I have an .obj that was exported by someone using Marvelous Designer (MD), and the UVs are a mess. I’m trying to get it re-made and exported without the problems I’m about to describe, but in the meantime I’d like to figure out how to fix it on my end in Blender.
For those not familiar, MD is a cloth simulating program designed to be intuitive from a “tailoring” perspective. For instance, if you need a coat for a character, you would patch it together in MD using the sewing patterns and 2d shapes of a regular coat before simulating the cloth to create the actual object/animation of the coat. In terms of UVs, this can be incredibly handy because the shapes you’re sewing together (just flat pieces of cloth) are exported as the UV map. This removes the need to worry about any UV unwrapping weirdness with complex geometry, wrinkles, etc.

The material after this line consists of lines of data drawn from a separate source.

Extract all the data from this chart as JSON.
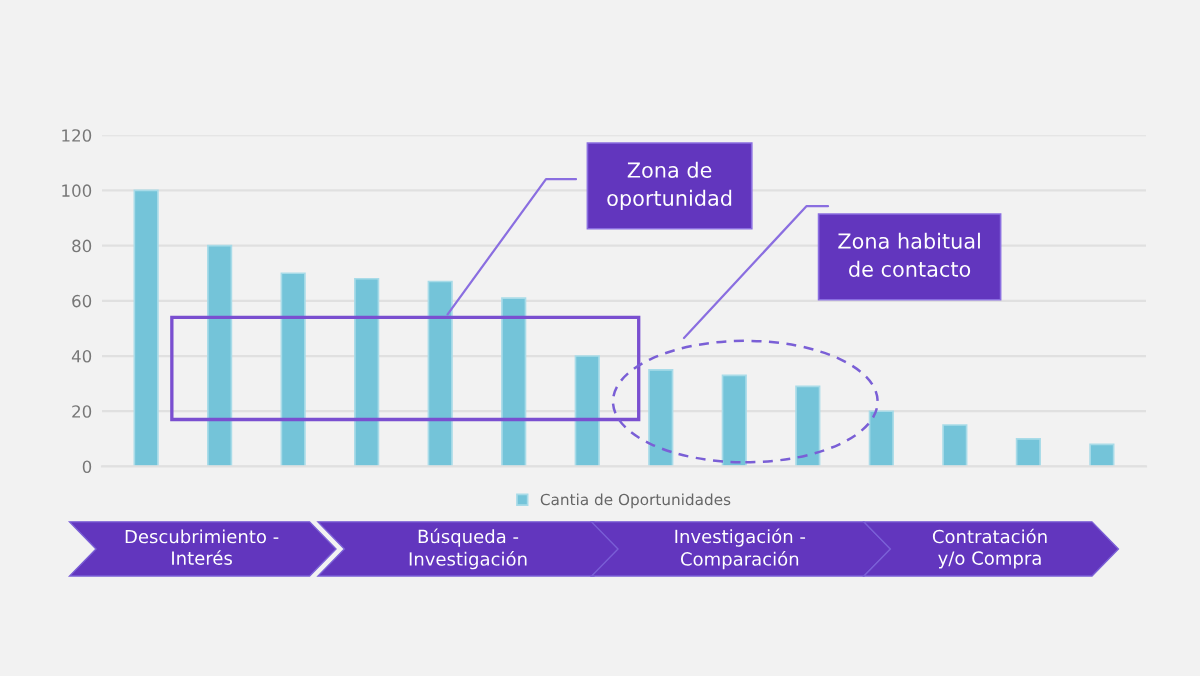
{
  "chart_data": {
    "type": "bar",
    "categories": [
      null,
      null,
      null,
      null,
      null,
      null,
      null,
      null,
      null,
      null,
      null,
      null,
      null,
      null
    ],
    "series": [
      {
        "name": "Cantia de Oportunidades",
        "color": "#74c4d9",
        "values": [
          100,
          80,
          70,
          68,
          67,
          61,
          40,
          35,
          33,
          29,
          20,
          15,
          10,
          8
        ]
      }
    ],
    "ylim": [
      0,
      120
    ],
    "yticks": [
      0,
      20,
      40,
      60,
      80,
      100,
      120
    ],
    "grid": "y",
    "legend": "bottom",
    "annotations": [
      "Zona de\noportunidad",
      "Zona habitual\nde contacto",
      "Descubrimiento -\nInterés",
      "Búsqueda -\nInvestigación",
      "Investigación -\nComparación",
      "Contratación\ny/o Compra"
    ]
  }
}
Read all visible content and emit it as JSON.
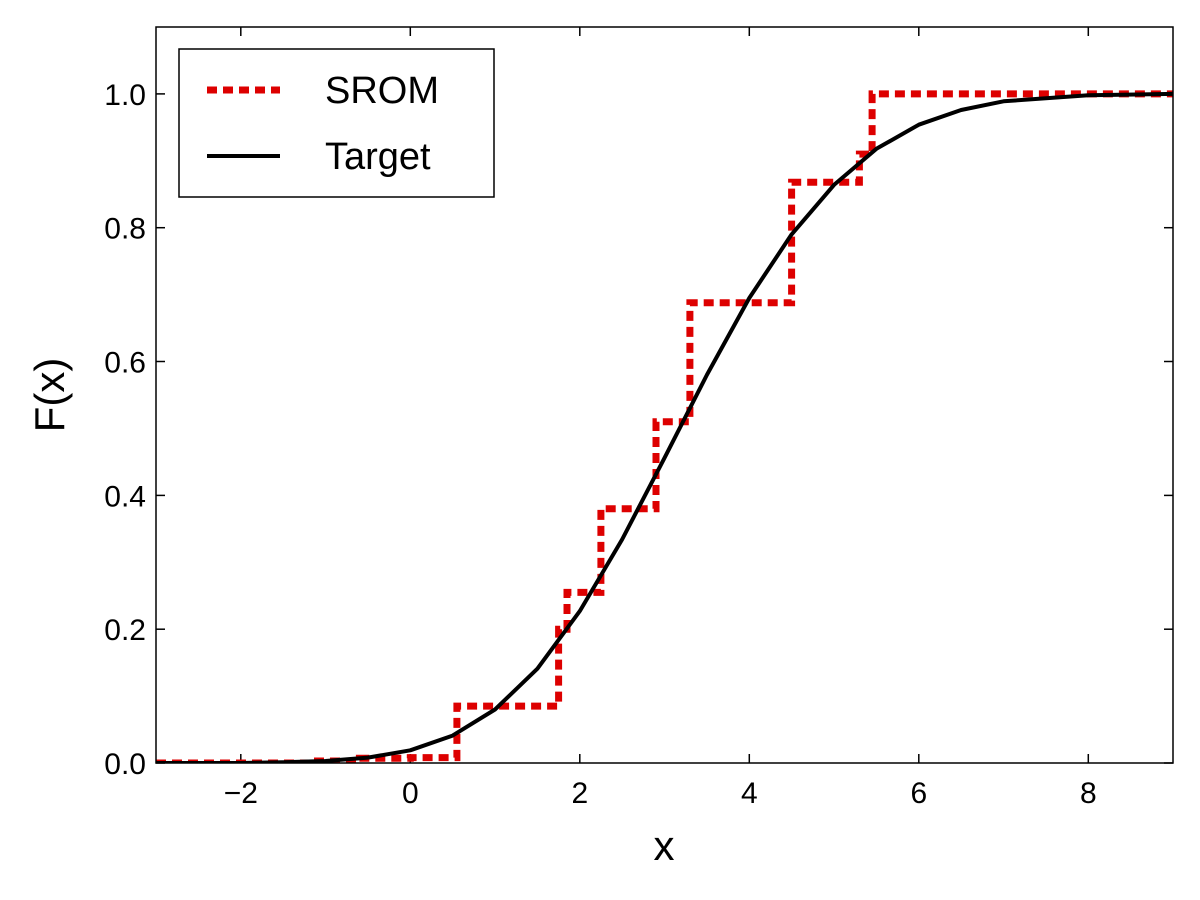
{
  "chart_data": {
    "type": "line",
    "title": "",
    "xlabel": "x",
    "ylabel": "F(x)",
    "xlim": [
      -3,
      9
    ],
    "ylim": [
      0,
      1.1
    ],
    "xticks": [
      -2,
      0,
      2,
      4,
      6,
      8
    ],
    "xtick_labels": [
      "−2",
      "0",
      "2",
      "4",
      "6",
      "8"
    ],
    "yticks": [
      0.0,
      0.2,
      0.4,
      0.6,
      0.8,
      1.0
    ],
    "ytick_labels": [
      "0.0",
      "0.2",
      "0.4",
      "0.6",
      "0.8",
      "1.0"
    ],
    "grid": false,
    "legend_position": "top-left",
    "series": [
      {
        "name": "SROM",
        "style": "dotted-step",
        "color": "#dd0000",
        "x": [
          -3,
          -1.2,
          -0.6,
          0.0,
          0.55,
          1.75,
          1.85,
          2.25,
          2.9,
          3.3,
          4.5,
          5.3,
          5.45,
          9
        ],
        "values": [
          0.0,
          0.003,
          0.007,
          0.008,
          0.085,
          0.2,
          0.255,
          0.38,
          0.51,
          0.688,
          0.868,
          0.91,
          1.0,
          1.0
        ]
      },
      {
        "name": "Target",
        "style": "solid",
        "color": "#000000",
        "x": [
          -3,
          -2,
          -1.5,
          -1,
          -0.5,
          0,
          0.5,
          1,
          1.5,
          2,
          2.5,
          3,
          3.5,
          4,
          4.5,
          5,
          5.5,
          6,
          6.5,
          7,
          8,
          9
        ],
        "values": [
          0.0,
          0.0,
          0.001,
          0.003,
          0.008,
          0.019,
          0.041,
          0.08,
          0.141,
          0.227,
          0.334,
          0.456,
          0.58,
          0.695,
          0.79,
          0.864,
          0.918,
          0.954,
          0.976,
          0.989,
          0.998,
          1.0
        ]
      }
    ]
  }
}
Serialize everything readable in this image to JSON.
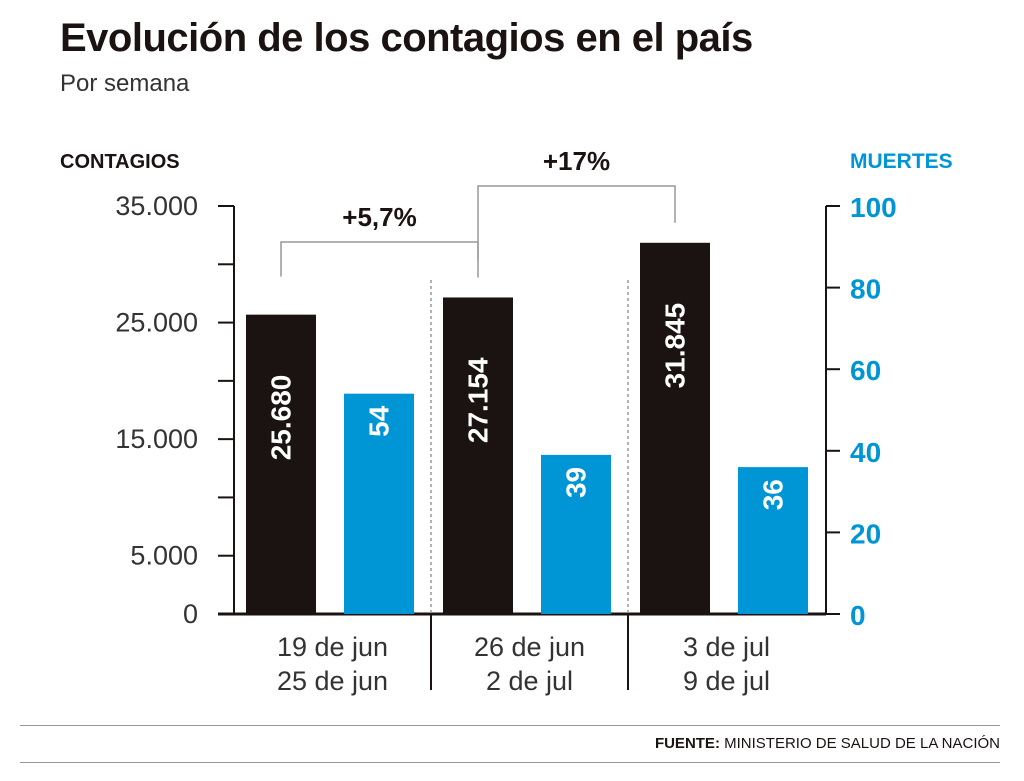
{
  "title": "Evolución de los contagios en el país",
  "subtitle": "Por semana",
  "footer": {
    "label": "FUENTE:",
    "source": "MINISTERIO DE SALUD DE LA NACIÓN"
  },
  "chart_data": {
    "type": "bar",
    "categories": [
      [
        "19 de jun",
        "25 de jun"
      ],
      [
        "26 de jun",
        "2 de jul"
      ],
      [
        "3 de jul",
        "9 de jul"
      ]
    ],
    "series": [
      {
        "name": "CONTAGIOS",
        "axis": "left",
        "color": "#1a1311",
        "values": [
          25680,
          27154,
          31845
        ],
        "labels": [
          "25.680",
          "27.154",
          "31.845"
        ]
      },
      {
        "name": "MUERTES",
        "axis": "right",
        "color": "#0096d6",
        "values": [
          54,
          39,
          36
        ],
        "labels": [
          "54",
          "39",
          "36"
        ]
      }
    ],
    "left_axis": {
      "label": "CONTAGIOS",
      "ylim": [
        0,
        35000
      ],
      "ticks": [
        0,
        5000,
        15000,
        25000,
        35000
      ],
      "tick_labels": [
        "0",
        "5.000",
        "15.000",
        "25.000",
        "35.000"
      ],
      "minor_ticks": [
        10000,
        20000,
        30000
      ]
    },
    "right_axis": {
      "label": "MUERTES",
      "ylim": [
        0,
        100
      ],
      "ticks": [
        0,
        20,
        40,
        60,
        80,
        100
      ],
      "tick_labels": [
        "0",
        "20",
        "40",
        "60",
        "80",
        "100"
      ]
    },
    "annotations": [
      {
        "text": "+5,7%",
        "from": 0,
        "to": 1
      },
      {
        "text": "+17%",
        "from": 1,
        "to": 2
      }
    ],
    "grid": false
  }
}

Unfortunately, it’s given me something that I can’t really use effectively. The object I’m working with is composed of about a dozen different shapes, all of which are correct but overlapping (looks like the center of every individual shape is in the exact same spot) when I look at them in Blender’s UV Editing workspace. It’s also enormous. I can’t zoom out far enough to see even a quarter of it all, and when I load a 1k texture onto a material for this object, it looks like a dot at the center of the UV map. I’ve watched several guides on UVs, and aside from making my brain melt a little (this is an area that still makes almost no sense to me beyond the simple concept of the map being 3d shapes stretched on a 2d canvas that can serve as kind of a stencil for texturing), they didn’t give me much to work with. Most of the questions/answers I find here have been more about unwrapping or generating UVs from meshes that don’t have any yet. It’s possible I’m just searching for the wrong terms - any chance someone could point me in the right direction here?